Category Archives: Research Roadmap


The amount of information on the Web is enormous and growing exponentially. Indeed, it is a major challenge to measure the amount of information contained in the Web. It is even harder to assess how much of this information is useful or original. In addition, the information on the Web comes in a huge range of formats from a vast number of disparate sources. All of these aspects raise a crucial research topic: how we are to browse, explore and query the Web at this scale? Once again, this theme requires the inter-disciplinary approach embodied in Web Science. From a computer science perspective, we need to know how inference can be supported at the Web scale; for example, how can context be represented and supported? What do psychology and linguistics tell us about the design of interfaces for querying complex data? How can the data sources within the Web be exploited to help us to develop understanding of the sociological aspects of the Web? Understanding the possibilities for inference online is an important skill for those moving into scientific research and development.

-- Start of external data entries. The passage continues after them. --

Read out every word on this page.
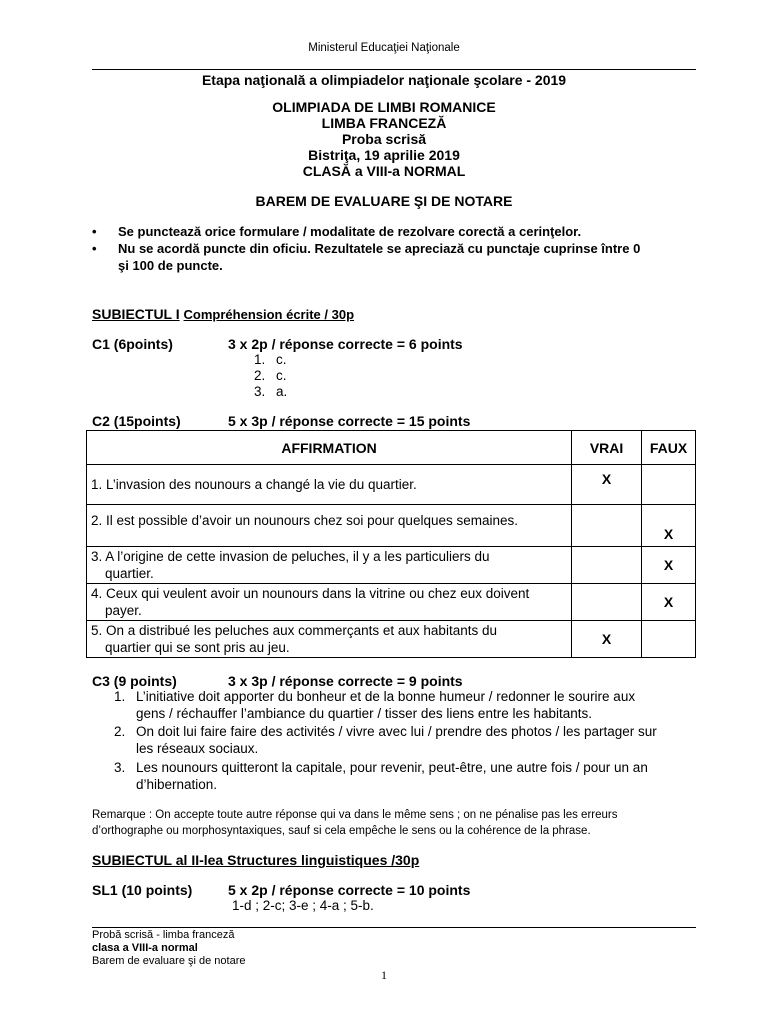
Ministerul Educaţiei Naţionale
Etapa naţională a olimpiadelor naţionale şcolare - 2019
OLIMPIADA DE LIMBI ROMANICE
LIMBA FRANCEZĂ
Proba scrisă
Bistriţa, 19 aprilie 2019
CLASĂ a VIII-a NORMAL
BAREM DE EVALUARE ŞI DE NOTARE
• Se punctează orice formulare / modalitate de rezolvare corectă a cerinţelor.
• Nu se acordă puncte din oficiu. Rezultatele se apreciază cu punctaje cuprinse între 0
şi 100 de puncte.
SUBIECTUL I Compréhension écrite / 30p
C1 (6points)	3 x 2p / réponse correcte = 6 points
1. c.
2. c.
3. a.
C2 (15points)	5 x 3p / réponse correcte = 15 points
AFFIRMATION	VRAI	FAUX
1. L’invasion des nounours a changé la vie du quartier.	X	
2. Il est possible d’avoir un nounours chez soi pour quelques semaines.		X
3. A l’origine de cette invasion de peluches, il y a les particuliers du
quartier.		X
4. Ceux qui veulent avoir un nounours dans la vitrine ou chez eux doivent
payer.		X
5. On a distribué les peluches aux commerçants et aux habitants du
quartier qui se sont pris au jeu.	X	
C3 (9 points)	3 x 3p / réponse correcte = 9 points
1. L’initiative doit apporter du bonheur et de la bonne humeur / redonner le sourire aux
gens / réchauffer l’ambiance du quartier / tisser des liens entre les habitants.
2. On doit lui faire faire des activités / vivre avec lui / prendre des photos / les partager sur
les réseaux sociaux.
3. Les nounours quitteront la capitale, pour revenir, peut-être, une autre fois / pour un an
d’hibernation.
Remarque : On accepte toute autre réponse qui va dans le même sens ; on ne pénalise pas les erreurs
d’orthographe ou morphosyntaxiques, sauf si cela empêche le sens ou la cohérence de la phrase.
SUBIECTUL al II-lea Structures linguistiques /30p
SL1 (10 points)	5 x 2p / réponse correcte = 10 points
1-d ; 2-c; 3-e ; 4-a ; 5-b.
Probă scrisă - limba franceză
clasa a VIII-a normal
Barem de evaluare şi de notare
1
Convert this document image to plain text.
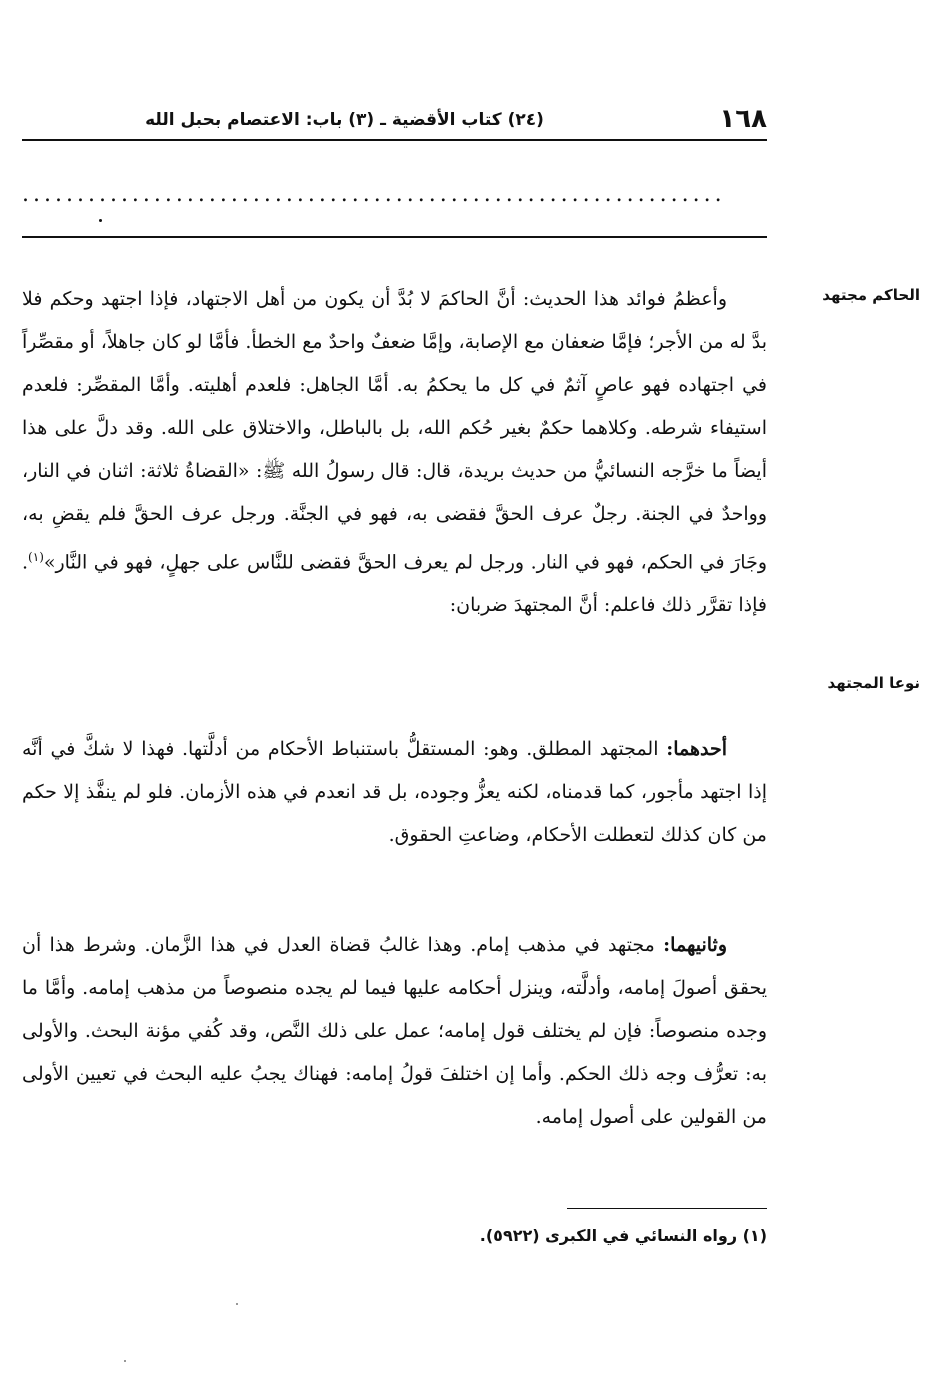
١٦٨
(٢٤) كتاب الأقضية ـ (٣) باب: الاعتصام بحبل الله
................................................................
الحاكم مجتهد
نوعا المجتهد

وأعظمُ فوائد هذا الحديث: أنَّ الحاكمَ لا بُدَّ أن يكون من أهل الاجتهاد، فإذا اجتهد وحكم فلا بدَّ له من الأجر؛ فإمَّا ضعفان مع الإصابة، وإمَّا ضعفٌ واحدٌ مع الخطأ. فأمَّا لو كان جاهلاً، أو مقصِّراً في اجتهاده فهو عاصٍ آثمٌ في كل ما يحكمُ به. أمَّا الجاهل: فلعدم أهليته. وأمَّا المقصِّر: فلعدم استيفاء شرطه. وكلاهما حكمٌ بغير حُكم الله، بل بالباطل، والاختلاق على الله. وقد دلَّ على هذا أيضاً ما خرَّجه النسائيُّ من حديث بريدة، قال: قال رسولُ الله ﷺ: «القضاةُ ثلاثة: اثنان في النار، وواحدٌ في الجنة. رجلٌ عرف الحقَّ فقضى به، فهو في الجنَّة. ورجل عرف الحقَّ فلم يقضِ به، وجَارَ في الحكم، فهو في النار. ورجل لم يعرف الحقَّ فقضى للنَّاس على جهلٍ، فهو في النَّار»$^{(١)}$. فإذا تقرَّر ذلك فاعلم: أنَّ المجتهدَ ضربان:

أحدهما: المجتهد المطلق. وهو: المستقلُّ باستنباط الأحكام من أدلَّتها. فهذا لا شكَّ في أنَّه إذا اجتهد مأجور، كما قدمناه، لكنه يعزُّ وجوده، بل قد انعدم في هذه الأزمان. فلو لم ينفَّذ إلا حكم من كان كذلك لتعطلت الأحكام، وضاعتِ الحقوق.

وثانيهما: مجتهد في مذهب إمام. وهذا غالبُ قضاة العدل في هذا الزَّمان. وشرط هذا أن يحقق أصولَ إمامه، وأدلَّته، وينزل أحكامه عليها فيما لم يجده منصوصاً من مذهب إمامه. وأمَّا ما وجده منصوصاً: فإن لم يختلف قول إمامه؛ عمل على ذلك النَّص، وقد كُفي مؤنة البحث. والأولى به: تعرُّف وجه ذلك الحكم. وأما إن اختلفَ قولُ إمامه: فهناك يجبُ عليه البحث في تعيين الأولى من القولين على أصول إمامه.

(١) رواه النسائي في الكبرى (٥٩٢٢).
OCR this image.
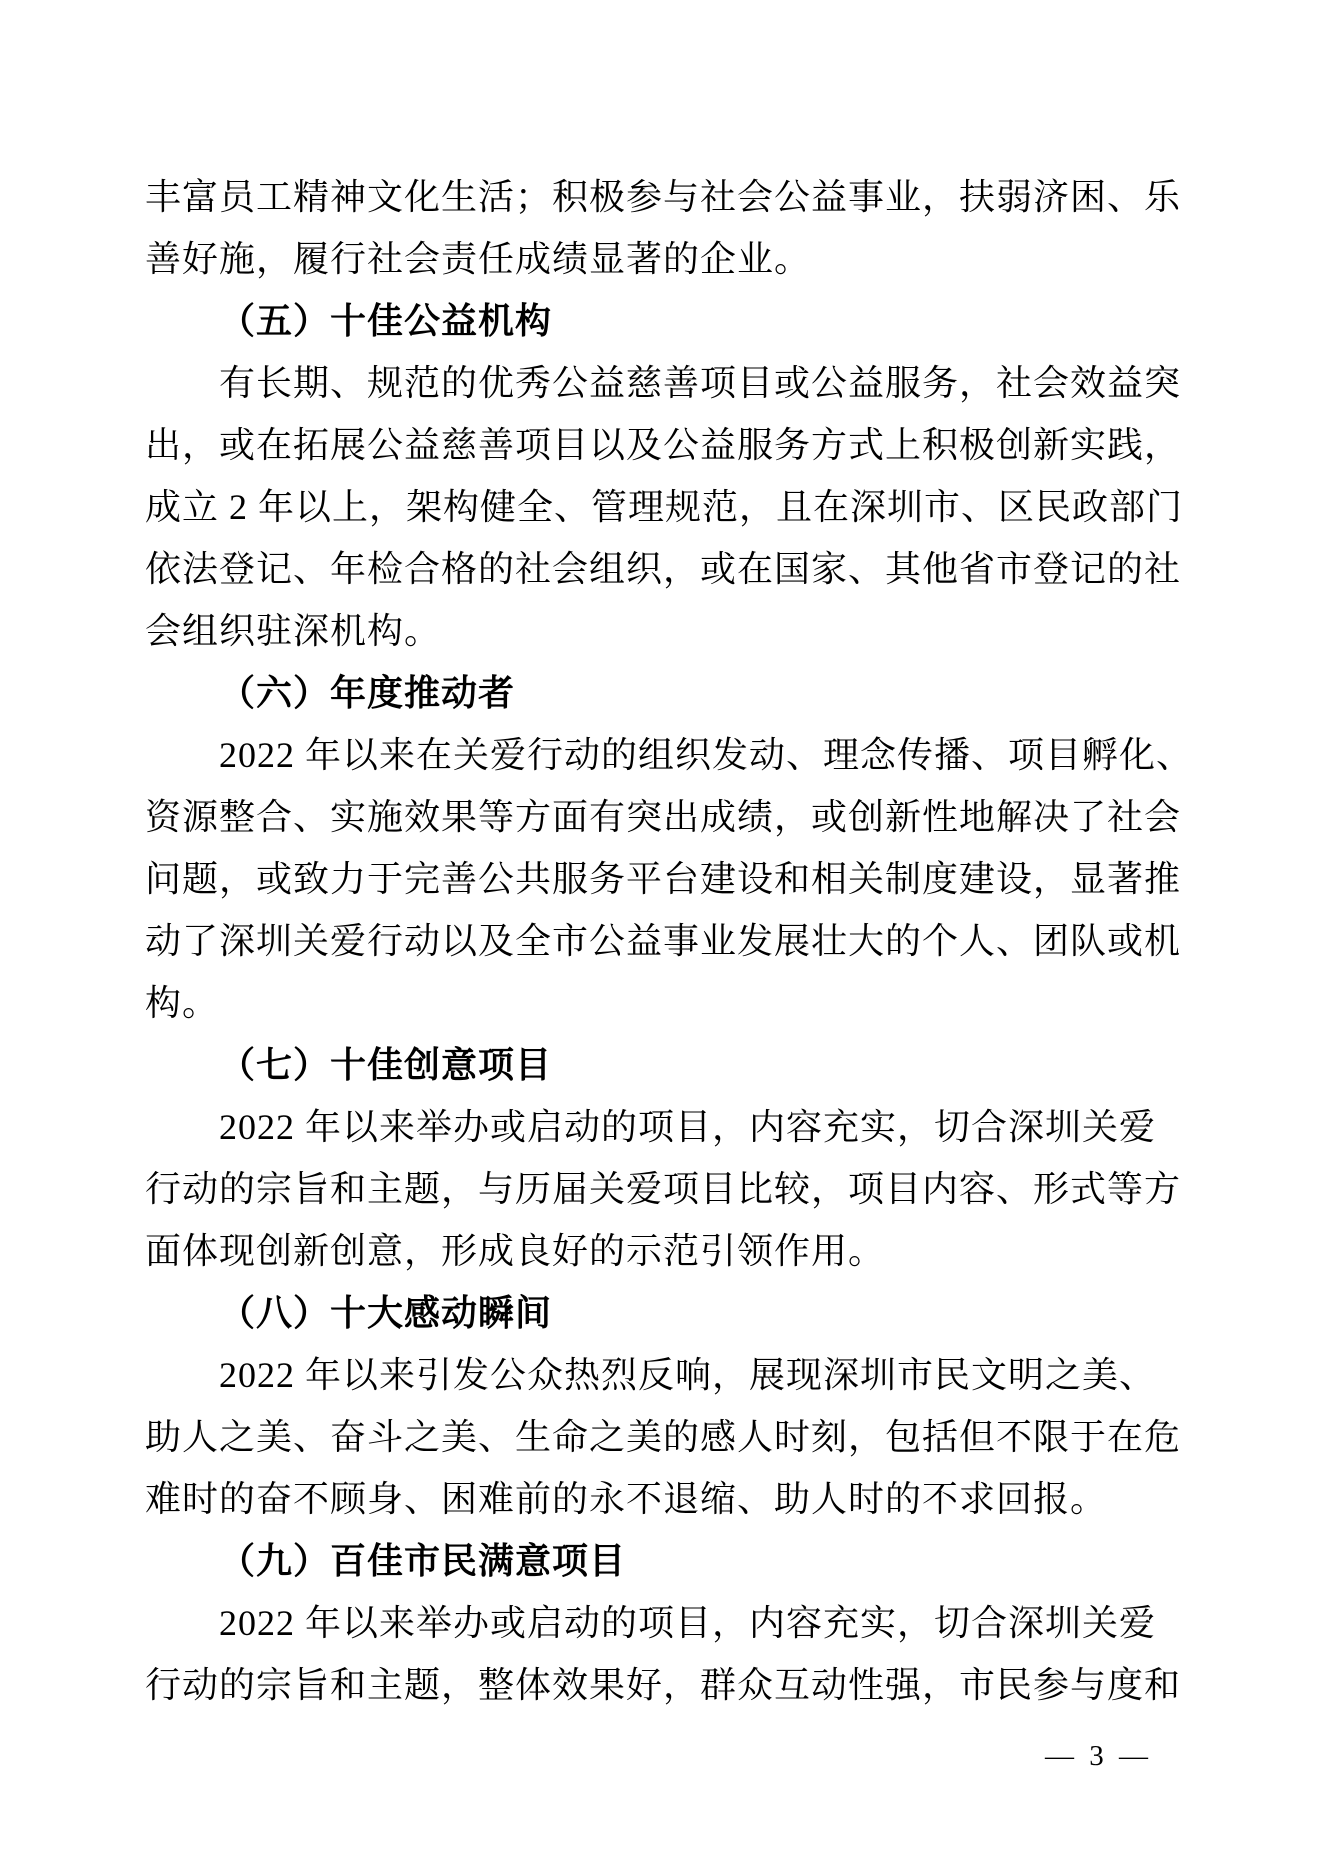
丰富员工精神文化生活；积极参与社会公益事业，扶弱济困、乐
善好施，履行社会责任成绩显著的企业。
（五）十佳公益机构
有长期、规范的优秀公益慈善项目或公益服务，社会效益突
出，或在拓展公益慈善项目以及公益服务方式上积极创新实践，
成立 2 年以上，架构健全、管理规范，且在深圳市、区民政部门
依法登记、年检合格的社会组织，或在国家、其他省市登记的社
会组织驻深机构。
（六）年度推动者
2022 年以来在关爱行动的组织发动、理念传播、项目孵化、
资源整合、实施效果等方面有突出成绩，或创新性地解决了社会
问题，或致力于完善公共服务平台建设和相关制度建设，显著推
动了深圳关爱行动以及全市公益事业发展壮大的个人、团队或机
构。
（七）十佳创意项目
2022 年以来举办或启动的项目，内容充实，切合深圳关爱
行动的宗旨和主题，与历届关爱项目比较，项目内容、形式等方
面体现创新创意，形成良好的示范引领作用。
（八）十大感动瞬间
2022 年以来引发公众热烈反响，展现深圳市民文明之美、
助人之美、奋斗之美、生命之美的感人时刻，包括但不限于在危
难时的奋不顾身、困难前的永不退缩、助人时的不求回报。
（九）百佳市民满意项目
2022 年以来举办或启动的项目，内容充实，切合深圳关爱
行动的宗旨和主题，整体效果好，群众互动性强，市民参与度和
— 3 —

Security, Privacy and Trust

All economic, social and legal interactions are based on certain assumptions: that individuals can verify identities; can rely on the rules and institutions governing the interactions; and are assured that certain information will remain private. These assumptions are challenged by the Web: an environment where security, privacy and trust can be very difficult to monitor, verify and enforce. Will the Web grind to a halt as a result? Will ways be found to ensure that these basic features are present? Or will users of the Web find their own ways to cope with the absence of e.g., trust? These questions call on a broad range of Web Science disciplines: to understand how individuals perceive trust and privacy when they use the Web; to see how concepts such as trust can be computationally represented; to develop the legal institutions needed to govern Web interactions. An understanding of the technology underlying security, the variables underlying trust and the extent of the privacy that Web users demand is clearly valuable in a number of industries.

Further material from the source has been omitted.